I have a model that is build like so

class Events(db.Model):
    #Owner Identification Number
    owner_id        = db.StringProperty(required=True)

    #Authentication Token
    auth_token      = db.StringProperty(required=True)

    #generic, b, c, d, ...
    driver          = db.StringProperty(required=True)

    #Start Time and Date
    tStart          = db.DateTimeProperty(auto_now=True)

    #Define whether the event is active or inactive
    active          = db.BooleanProperty(default=False)

    #Payload store, this will store each payload block sent or pulled
    payloads        = db.StringListProperty(indexed=False)

This model holds several events, each event has an owner and a payloads, the owner of the event will be writing payloads to and from his event and many others will be reading from the event, it's sort of a transcription stack.

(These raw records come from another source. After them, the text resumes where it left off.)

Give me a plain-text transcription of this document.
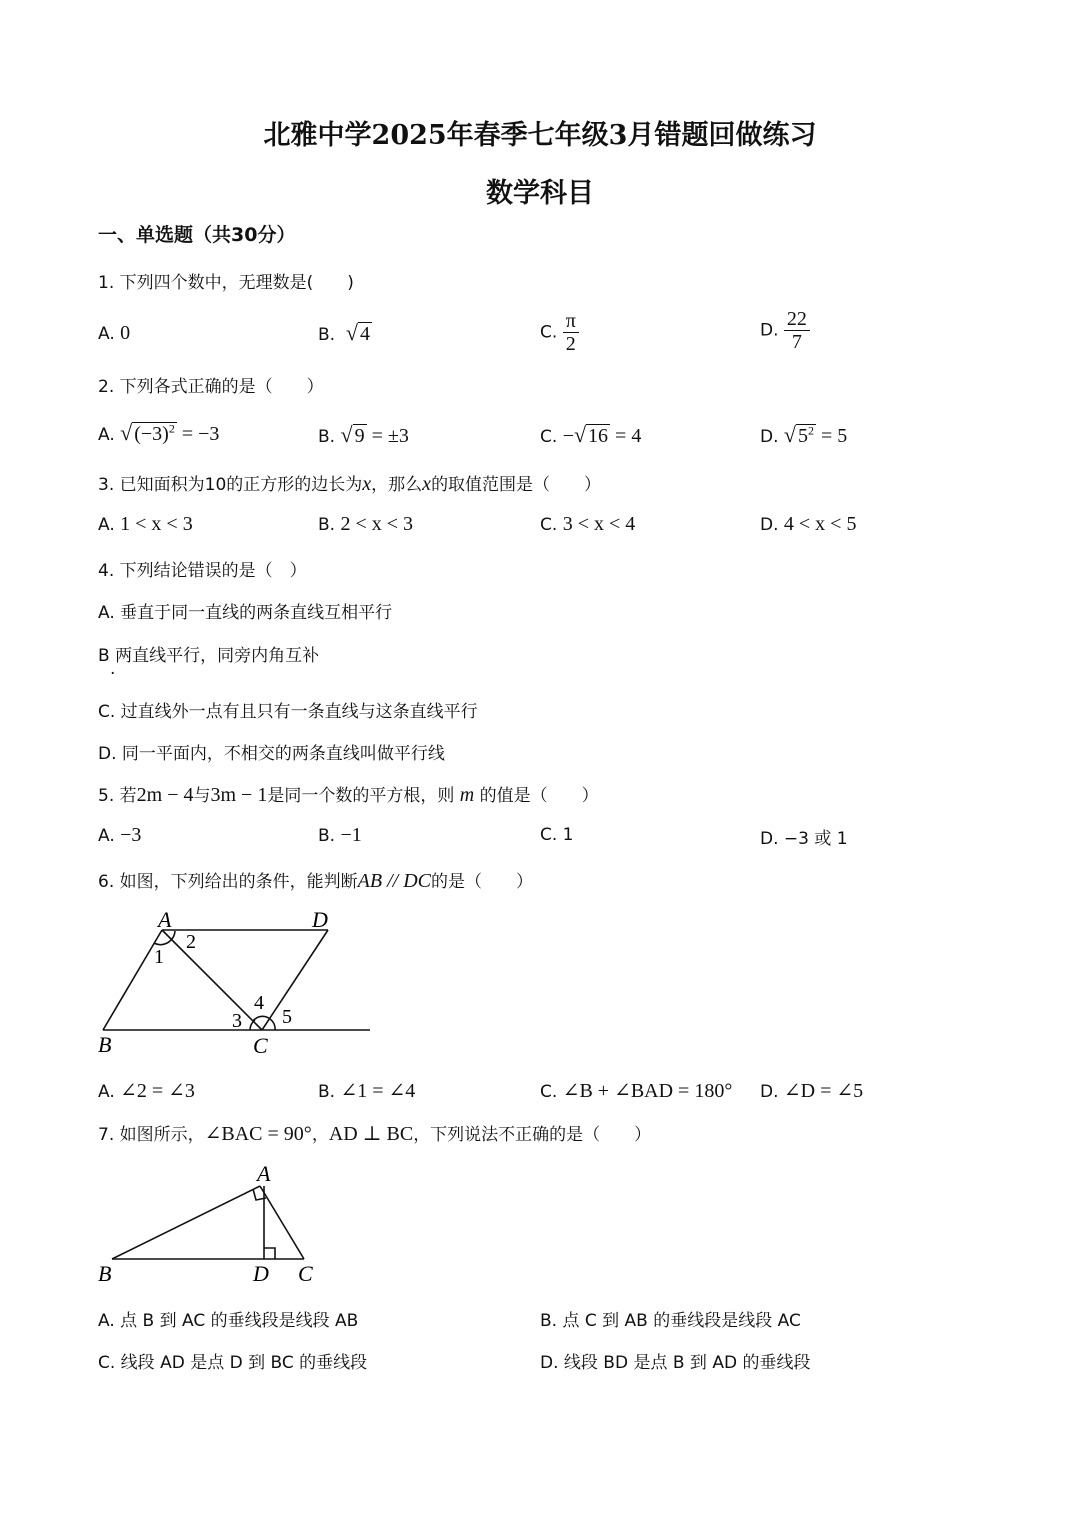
北雅中学2025年春季七年级3月错题回做练习
数学科目
一、单选题（共30分）
1. 下列四个数中，无理数是(　　)
A. 0	B. √ 4	C. $\frac{\pi}{2}$	D. $\frac{22}{7}$
2. 下列各式正确的是（　　）
A. √ $(-3)^2 = -3$	B. √ 9 = ±3	C. −√ 16 = 4	D. √ $5^2 = 5$
3. 已知面积为10的正方形的边长为x，那么x的取值范围是（　　）
A. 1 < x < 3	B. 2 < x < 3	C. 3 < x < 4	D. 4 < x < 5
4. 下列结论错误的是（　）
A. 垂直于同一直线的两条直线互相平行
B 两直线平行，同旁内角互补
·
C. 过直线外一点有且只有一条直线与这条直线平行
D. 同一平面内，不相交的两条直线叫做平行线
5. 若2m − 4与3m − 1是同一个数的平方根，则 m 的值是（　　）
A. −3	B. −1	C. 1	D. −3 或 1
6. 如图，下列给出的条件，能判断AB // DC的是（　　）
A	D
B	C
1
2
3
4
5
A. ∠2 = ∠3	B. ∠1 = ∠4	C. ∠B + ∠BAD = 180° D. ∠D = ∠5
7. 如图所示，∠BAC = 90°，AD ⊥ BC，下列说法不正确的是（　　）
A
B	D C
A. 点 B 到 AC 的垂线段是线段 AB	B. 点 C 到 AB 的垂线段是线段 AC
C. 线段 AD 是点 D 到 BC 的垂线段	D. 线段 BD 是点 B 到 AD 的垂线段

My question is about contention, Will I be effected by this and if so how can I restructure to prevent it.

Thank you.

4

There are 4 answers

0
systempuntoout On BEST ANSWER

I don't see any problem with your Model :

  1. Events entities will not pay any contention tax as they seem, judgding from your words and example , just root entities outside any entity group.
  2. A frequent update on a single entity can cause contention but I hardly doubt that the owner will update any entity more than one time per second (1QPS is the threshold you have to keep in mind, above that you are in the danger zone).
  3. Datastore read operations do not cause contention problem.
0
Peter Knego On

In your case the limitation that applies is the entity write/update limitation, which is 1 write/update per entity (or entity group) per second.

There is no limitation for reads.

It's still a good idea to use memcache for caching reads in order to lower the cost and improve response time. If you use Python NDB then caching is enabled by default.

Solution: IMHO a good solution for increasing write throughput and concurrently have reads are backends. They are (mostly) always on instances that you can use as a shared memory. So you can batch writes (and flush via Task Queue) while having concurrent reads.

Note: Instances get restarted about once a day, so you cannot treat them as reliable storage - you can use them as smart cache while asynchronously (via backend threads or task queue) transactionally updating entity in datastore.

0
dragonx On

In App Engine, each instance of an Event is read/written as an entire object. You would be worried about contention on each instance of Event. If you must update a single instance of Event frequently, then you may need to worry about contention. If you update different instances, then there's nothing to worry about.

I'm not sure what exactly you mean by contention. You may either be referring to a) transactional integrity or b) limited write performance. You should have no problems with read performance, though you do have the issue of eventual consistency to deal with.

a) If you must read the correct data after an Event instance has been updated, you need to use a datastore get() request by key. A query() request may return old data.

b) If you are worried about write performance, you need to somehow split your entity into multiple entities. You may perhaps considering having multiple Payload entities for each Event, something like:

class Payload(db.Model):
    event = db.ReferenceProperty(Events)
    payload = db.StringProperty()

This way you can write each payload separately, but it'll be slightly more expensive since they need to be indexed and you'll need to query them by event to get them. You may want to set the Event to be the ancestor so you can use ancestor queries for consistent queries.

1
dvliman On

I am new to Google App Engine too. so basically avoiding contention is actually asking how to increase the write throughput. The solutions I could think of are:

  1. Sacrifice Transactions
  2. Batch Writes in memcached
  3. Shard counters
  4. Background Tasks queue

https://developers.google.com/appengine/articles/sharding_counters

https://developers.google.com/appengine/articles/scaling/contention

Any other idea? I would like to know too!